He definitely recalled the times she chosenotto hide how she felt—when she inflicted the might of her wrath on all and sundry. And why he was thinking about his mother after all this time was beyond him.
As for Amelia, whether or not she truly cared to spend time in his company, one thing was certain. He had wanted to get back here to her very badly.
The near compulsion bothered him, just not enough to override it.
“You say your uncle’s man-of-affairs suspects arson?” Amelia asked, drawing his thoughts back to the conversation at hand. “How does one deduce that? Fires in close quarters happen often. It takes only one spark to take down a block of tinder constructed buildings.”
“I agree. Still, I found his argument compelling. The number of fires started, the size, no obvious, natural cause.” At her questioning look, he explained. “No lightning strikes, no villagers burning refuse, etcetera.
“One accidental fire, in light of the recent scarcity of rain is reasonable. Two, less so. No doubt I shall have to go investigate myself. Even if arson is not the root cause of the fires, I’ll need to ascertain the extent of damage and sanction the repairs. Too, I’d like to restructure the storage facilities in such a way fire won’t pose so much of a risk to the village itself.”
She gave him an approving smile. “I wish more of the nobility thought along those lines. So often the upper crust ignores the plight of their villagers if it does not directly impact them.”
“As far as I’m concerned, the villagers’ plight is the nobility’s plight. A decline in the villages within the fiefs we oversee is a decline for the entire estate, is it not?”
Her liquid eyes glittered with admiration, as if he had just made her point.
Time to change the subject.
“I understand you succeeded in summoning your maid. Mr. Oliver informed me she arrived this afternoon with the rest of your things.”
She froze for half a beat, as if his statement caught her off guard. Interesting, especially as she had spent the better part of the evening steering the conversation toward him—asking after his day, his plans for his and his uncle’s estates, his favorite food, for pity’s sake.
Did simple curiosity drive her, or a desire to keep his attention off of her?
“Sally did arrive. We spent the better part of the day unpacking my things.”
She folded her serviette and smiled her thanks at the footman who came to clear both their plates.
The footman blushed and grinned like an idiot. His besotted expression remained in place as he crossed the dining room, dishes in hand, and exited.
Extraordinary.Howard had been one of his regiment. Tough as hammered steel. Even faced with heavy shelling, the man had never appeared so dazed.
“If you’re not too tired from your exertions, I thought we might share an after-dinner drink. As you stated, we need to better acquaint ourselves with one another.”
He wondered how she’d react to his blatant reference to her prerequisite to their establishing normal physical relations.
A delicate shade of pink climbed up her neck and bloomed over her cheeks. “I’d like that.” She dampened her lips with the tip of her tongue.
An unholy desire to ravage that mouth, to taste that tongue, to claim her as his, surged through him.
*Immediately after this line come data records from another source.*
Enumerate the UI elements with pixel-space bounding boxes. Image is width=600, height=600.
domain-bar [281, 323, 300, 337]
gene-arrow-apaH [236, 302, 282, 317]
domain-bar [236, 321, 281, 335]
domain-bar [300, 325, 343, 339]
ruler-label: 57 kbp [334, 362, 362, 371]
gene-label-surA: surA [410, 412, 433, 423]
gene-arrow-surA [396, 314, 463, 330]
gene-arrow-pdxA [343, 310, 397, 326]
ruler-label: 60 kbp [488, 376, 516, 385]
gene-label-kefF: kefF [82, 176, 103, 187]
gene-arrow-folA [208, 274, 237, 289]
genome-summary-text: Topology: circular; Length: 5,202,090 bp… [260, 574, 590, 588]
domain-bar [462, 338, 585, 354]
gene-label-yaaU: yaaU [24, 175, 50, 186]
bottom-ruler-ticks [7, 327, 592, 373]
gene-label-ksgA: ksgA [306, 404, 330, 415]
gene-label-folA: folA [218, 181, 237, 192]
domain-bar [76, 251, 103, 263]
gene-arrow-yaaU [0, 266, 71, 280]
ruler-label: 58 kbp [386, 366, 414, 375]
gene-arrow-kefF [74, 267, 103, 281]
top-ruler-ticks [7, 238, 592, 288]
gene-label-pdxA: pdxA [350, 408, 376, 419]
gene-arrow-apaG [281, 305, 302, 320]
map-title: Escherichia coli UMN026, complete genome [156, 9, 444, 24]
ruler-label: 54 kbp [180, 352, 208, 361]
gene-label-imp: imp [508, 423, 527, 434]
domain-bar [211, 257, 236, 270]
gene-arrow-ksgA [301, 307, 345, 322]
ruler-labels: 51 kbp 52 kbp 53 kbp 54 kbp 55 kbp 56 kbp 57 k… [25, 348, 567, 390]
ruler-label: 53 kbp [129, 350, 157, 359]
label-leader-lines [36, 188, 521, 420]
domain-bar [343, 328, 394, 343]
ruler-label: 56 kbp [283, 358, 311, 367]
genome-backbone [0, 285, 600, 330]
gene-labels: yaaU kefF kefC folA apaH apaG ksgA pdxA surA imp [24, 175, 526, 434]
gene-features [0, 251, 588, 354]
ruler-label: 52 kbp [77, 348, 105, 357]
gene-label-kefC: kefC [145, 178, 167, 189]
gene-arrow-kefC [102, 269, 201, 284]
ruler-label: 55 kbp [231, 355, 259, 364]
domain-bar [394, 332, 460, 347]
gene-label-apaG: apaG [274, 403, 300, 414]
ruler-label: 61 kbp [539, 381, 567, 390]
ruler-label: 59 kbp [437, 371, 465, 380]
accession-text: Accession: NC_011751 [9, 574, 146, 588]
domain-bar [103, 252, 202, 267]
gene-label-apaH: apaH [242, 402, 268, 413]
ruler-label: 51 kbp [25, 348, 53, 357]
It was maddening. True, he had not had a woman in quite a while, but it had not been so long that he should crave her like a man desperate for drink.
Something about Amelia drew him. She was beautiful, yes, but he’d known many a beautiful woman, and never had a woman’s looks ensnared him.
What was it? The frankness of her violet stare? The richness of her voice? Her lack of coyness? Mayhap he simply wanted to bed his wife.
The last made perfect sense. Once he had her, he would surely get back to normal.
He led her into the library, closing the double doors behind them.
He’d chosen this chamber because of her apparent affinity for books, hence her adamance that she be permitted to maintain her reading club membership. It was also one of his favorite chambers in the manse from the days when he lived here with his aunt and uncle following the death of his father. They’d brought him to Warren House, and away from the city, hoping the slower-paced country life would help him adjust to the loss.
Removing him from town had also quieted the gossip—or at least kept it from Chase. By then his mother had been gone several years already, but his father’s death reignited talk of their torrid marriage, her scandalous abandonment of same, and his father’s subsequent decline.
The dark, red-papered walls and floor-to-ceiling mahogany bookshelves filled with leather-bound tomes had offered him an escape from his conflicted emotions of grief and relief.
He steered Amelia to the intimate sitting area he’d favored from the days of his youth, and helped her onto the velvet sofa before setting off to fetch their drinks.
He returned with two snifters, handing her one.